Owing to these and other undertaken measures, the specialists managed to move 80% of the weight of the roof from the unreliable walls on the re-assembled and strengthened constructions. The repairpersons operated in high radiation fields, but no one received doses above 14 millisieverts per year (it is a standard norm).
There is the permeability barrier of the sarcophagus, it gets water (rain and melting snow) inside Chernobyl sarcophagus in large quantities. Annually, hundreds of cubic meters of liquid radwaste generated from the interaction of water with the remnants of nuclear fuel and fuel masses. To prevent the spread of radioactive elements it needs to remove and recycle them.
The scientists estimate that 95%, of the radioactive elements from the total amount which was at the time of the explosion, left inside the Chernobyl sarcophagus. Its overall activity is about 10 million curies. Total nuclear hazardous materials are about 200 tons.

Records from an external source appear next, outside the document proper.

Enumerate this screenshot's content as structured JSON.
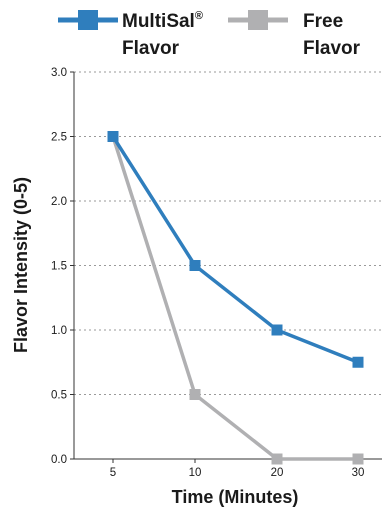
{
  "colors": {
    "multisal": "#2f7ebd",
    "free": "#b0b0b2"
  },
  "legend": {
    "multisal_line1": "MultiSal",
    "multisal_sup": "®",
    "multisal_line2": "Flavor",
    "free_line1": "Free",
    "free_line2": "Flavor"
  },
  "chart_data": {
    "type": "line",
    "xlabel": "Time (Minutes)",
    "ylabel": "Flavor Intensity (0-5)",
    "categories": [
      "5",
      "10",
      "20",
      "30"
    ],
    "y_ticks": [
      "0.0",
      "0.5",
      "1.0",
      "1.5",
      "2.0",
      "2.5",
      "3.0"
    ],
    "ylim": [
      0,
      3
    ],
    "grid": true,
    "legend_position": "top",
    "series": [
      {
        "name": "MultiSal® Flavor",
        "color": "#2f7ebd",
        "values": [
          2.5,
          1.5,
          1.0,
          0.75
        ]
      },
      {
        "name": "Free Flavor",
        "color": "#b0b0b2",
        "values": [
          2.5,
          0.5,
          0.0,
          0.0
        ]
      }
    ]
  }
}
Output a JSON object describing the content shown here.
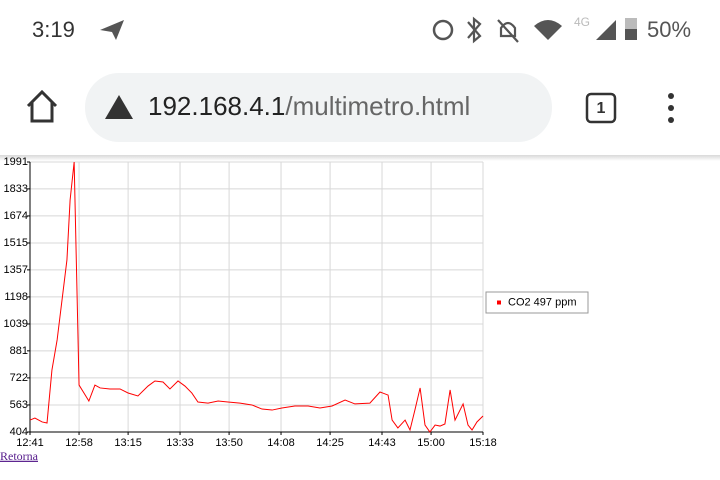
{
  "status_bar": {
    "time": "3:19",
    "network": "4G",
    "battery": "50%"
  },
  "toolbar": {
    "url_host": "192.168.4.1",
    "url_path": "/multimetro.html",
    "tab_count": "1"
  },
  "chart_data": {
    "type": "line",
    "x": [
      761,
      762.7,
      765.2,
      766.9,
      768.6,
      770.4,
      772.1,
      773.8,
      774.9,
      776.3,
      778.0,
      779.7,
      781.4,
      783.5,
      785.3,
      788.7,
      792.2,
      795.0,
      798.4,
      801.9,
      804.3,
      807.1,
      809.5,
      812.3,
      814.7,
      817.1,
      819.2,
      822.7,
      826.2,
      829.6,
      833.8,
      837.9,
      841.4,
      844.9,
      848.3,
      852.8,
      857.4,
      861.5,
      865.7,
      870.2,
      873.6,
      878.8,
      882.3,
      885.1,
      886.5,
      888.5,
      891.0,
      892.7,
      894.4,
      896.2,
      897.9,
      899.6,
      901.4,
      903.1,
      904.8,
      906.6,
      908.3,
      911.1,
      912.8,
      914.2,
      915.9,
      918.0
    ],
    "series": [
      {
        "name": "CO2 497 ppm",
        "color": "#ff0000",
        "values": [
          474,
          486,
          463,
          457,
          768,
          945,
          1180,
          1415,
          1768,
          1991,
          680,
          633,
          586,
          680,
          663,
          657,
          657,
          633,
          616,
          674,
          704,
          698,
          657,
          704,
          674,
          633,
          580,
          574,
          586,
          580,
          574,
          563,
          539,
          533,
          545,
          557,
          557,
          545,
          557,
          592,
          569,
          574,
          639,
          621,
          474,
          428,
          474,
          416,
          533,
          663,
          445,
          404,
          445,
          439,
          451,
          651,
          474,
          569,
          445,
          416,
          463,
          498
        ]
      }
    ],
    "xlim": [
      761,
      918
    ],
    "xticks": [
      {
        "value": 761,
        "label": "12:41"
      },
      {
        "value": 778,
        "label": "12:58"
      },
      {
        "value": 795,
        "label": "13:15"
      },
      {
        "value": 813,
        "label": "13:33"
      },
      {
        "value": 830,
        "label": "13:50"
      },
      {
        "value": 848,
        "label": "14:08"
      },
      {
        "value": 865,
        "label": "14:25"
      },
      {
        "value": 883,
        "label": "14:43"
      },
      {
        "value": 900,
        "label": "15:00"
      },
      {
        "value": 918,
        "label": "15:18"
      }
    ],
    "ylim": [
      404,
      1991
    ],
    "yticks": [
      404,
      563,
      722,
      881,
      1039,
      1198,
      1357,
      1515,
      1674,
      1833,
      1991
    ],
    "grid": true,
    "legend": "right"
  },
  "link": "Retorna"
}
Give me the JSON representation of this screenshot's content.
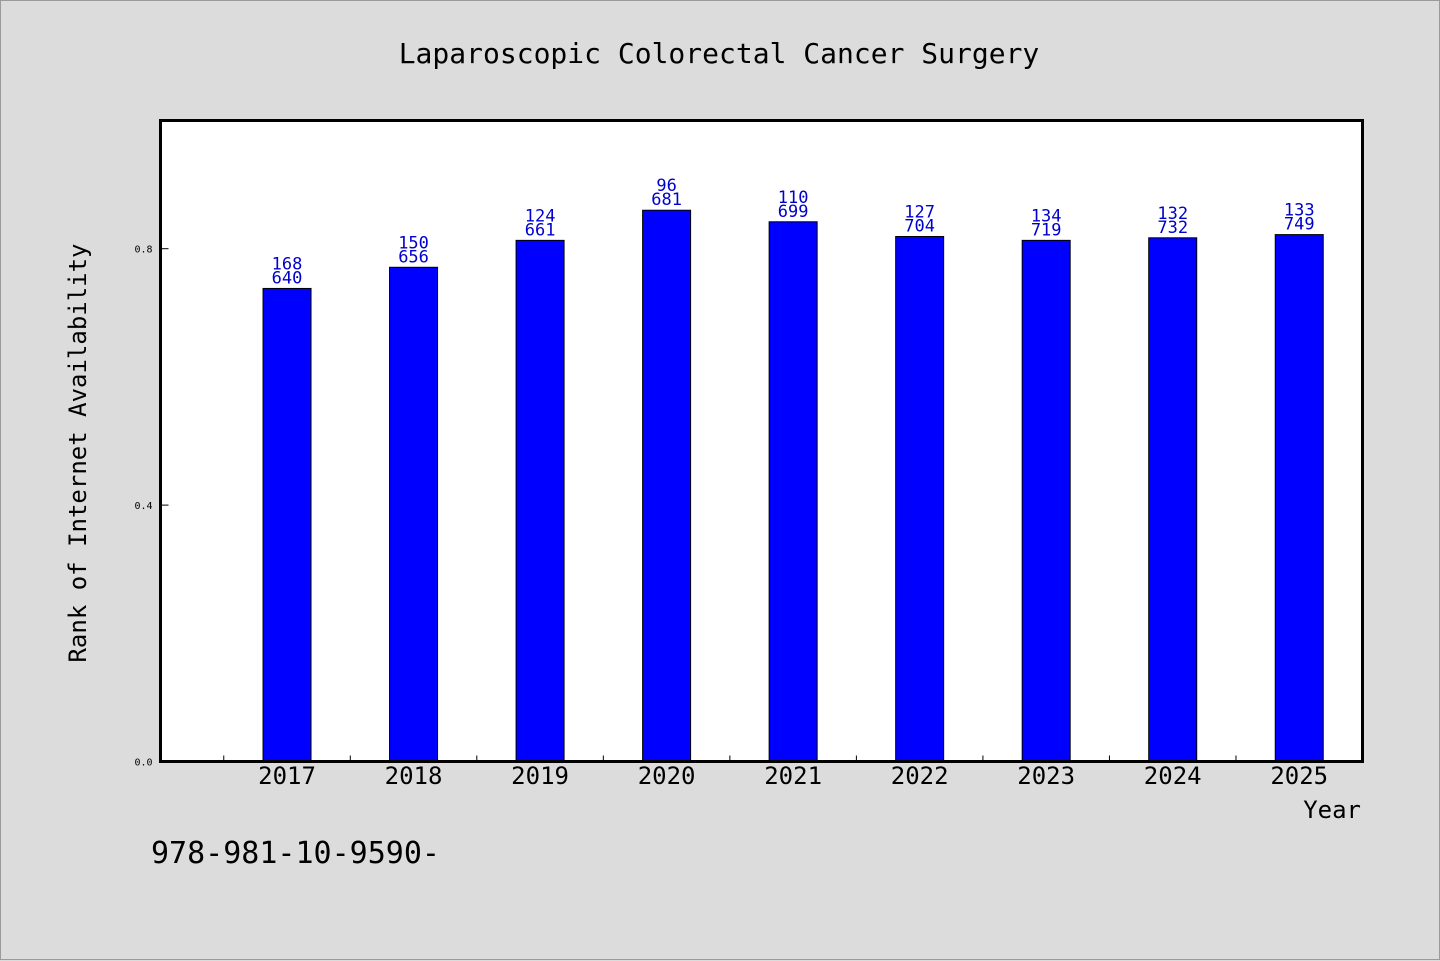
{
  "chart_data": {
    "type": "bar",
    "title": "Laparoscopic Colorectal Cancer Surgery",
    "xlabel": "Year",
    "ylabel": "Rank of Internet Availability",
    "categories": [
      "2017",
      "2018",
      "2019",
      "2020",
      "2021",
      "2022",
      "2023",
      "2024",
      "2025"
    ],
    "values": [
      0.738,
      0.771,
      0.813,
      0.86,
      0.842,
      0.819,
      0.813,
      0.817,
      0.822
    ],
    "labels_top": [
      "168",
      "150",
      "124",
      "96",
      "110",
      "127",
      "134",
      "132",
      "133"
    ],
    "labels_bottom": [
      "640",
      "656",
      "661",
      "681",
      "699",
      "704",
      "719",
      "732",
      "749"
    ],
    "yticks": [
      "0.0",
      "0.4",
      "0.8"
    ],
    "ytick_values": [
      0.0,
      0.4,
      0.8
    ],
    "ylim": [
      0,
      1.0
    ],
    "xlim": [
      2016,
      2025.5
    ],
    "grid": false,
    "bar_color": "#0000ff",
    "label_color": "#0000cc"
  },
  "footer_text": "978-981-10-9590-"
}
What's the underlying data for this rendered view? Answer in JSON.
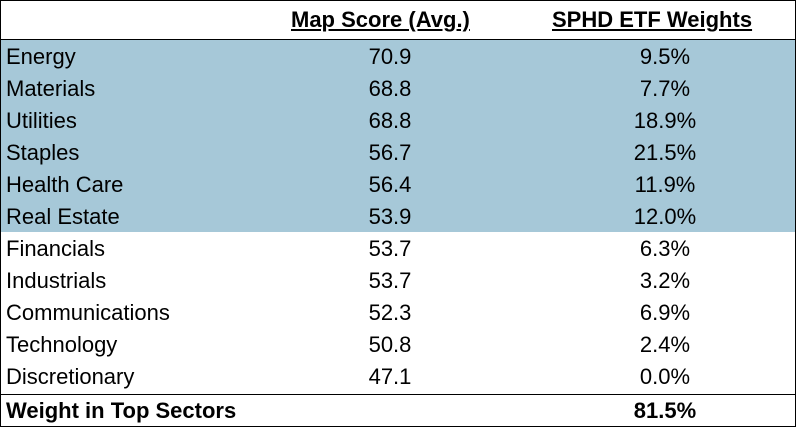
{
  "chart_data": {
    "type": "table",
    "columns": [
      "",
      "Map Score (Avg.)",
      "SPHD ETF Weights"
    ],
    "rows": [
      {
        "sector": "Energy",
        "score": "70.9",
        "weight": "9.5%",
        "highlight": true
      },
      {
        "sector": "Materials",
        "score": "68.8",
        "weight": "7.7%",
        "highlight": true
      },
      {
        "sector": "Utilities",
        "score": "68.8",
        "weight": "18.9%",
        "highlight": true
      },
      {
        "sector": "Staples",
        "score": "56.7",
        "weight": "21.5%",
        "highlight": true
      },
      {
        "sector": "Health Care",
        "score": "56.4",
        "weight": "11.9%",
        "highlight": true
      },
      {
        "sector": "Real Estate",
        "score": "53.9",
        "weight": "12.0%",
        "highlight": true
      },
      {
        "sector": "Financials",
        "score": "53.7",
        "weight": "6.3%",
        "highlight": false
      },
      {
        "sector": "Industrials",
        "score": "53.7",
        "weight": "3.2%",
        "highlight": false
      },
      {
        "sector": "Communications",
        "score": "52.3",
        "weight": "6.9%",
        "highlight": false
      },
      {
        "sector": "Technology",
        "score": "50.8",
        "weight": "2.4%",
        "highlight": false
      },
      {
        "sector": "Discretionary",
        "score": "47.1",
        "weight": "0.0%",
        "highlight": false
      }
    ],
    "footer": {
      "label": "Weight in Top Sectors",
      "value": "81.5%"
    },
    "highlight_color": "#a6c8d8"
  }
}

Howbeit, the term of safe employment of the newly erected metal constructions of the object Shelter is 30 years; it will end in 2016. The committee of experts has decided to cover the entire Chernobyl nuclear power plant sarcophagus by hefty arch. It will defend for the next 100 years.
Will be Chernobyl sarcophagus replacement?
The masters build “Shelter-2” to sequester the whereabouts of the incident, to disassemble the old sarcophagus and to utilize the nuclear fuel. It will be “Chernobyl sarcophagus new sample”. Most often, it is called “arch” or “confinement”. Confinement is an international project. The design conducts the companies and the technicians from 28 countries.
In August 2007, after open international tender, SSE “Chernobyl NPP” and the joint venture NOVARKA (France) signed a contract for the design, construction and putting into operation foolproof confinement.
Forty-five countries finance the Chernobyl sarcophagus construction. According to data from November 2015, the total contribution of the participating countries was 1.3 billion dollars. In addition, half a billion gave out European Bank for Reconstruction and Development.
The Arch has such proportions:
- span is 257 meters;
- height is above 100 meters;
- length is over 160 meters;
- weight is 35 thousand tons. (It will be the heaviest object that people ever moved. Usually, the builders use rollers for relocating buildings, but the arch is displaced on rails.)
The constructors have decided to collect the sarcophagus in 300 meters from the reactor to reduce the radiation dose for the builders. Then, they thrust over the arch above the fourth unit. This solution determined the shape of the future confinement because the movement of the arch is stable.
The workers installed a wall between the fourth unit and a building site. It reduces the radiation. Old edifices near the unit were dismantled, the upper layer of soil was removed and replaced by concrete slabs. All these measures help to protect workmen.
The amount of radwaste in the air increases with the height that is why the arch was collected in the way that people did not climb high. The designers combined the upper parts of contracture on the earth, in the first instance. Then, they lifted it and attached the “feet”. About sixty experts monitor radiation safety here. Furthermore, each employee has a personal dosimeter.
The man had never built anything comparable to the new Chernobyl sarcophagus. Only the design took more than 2 million working hours. Engineering work was carried out about 5 million hours and 17 million hours were spent on the assembling. The specialists performed a huge amount of functioning. At present, the arch has already been built. This project should be completed in 2017.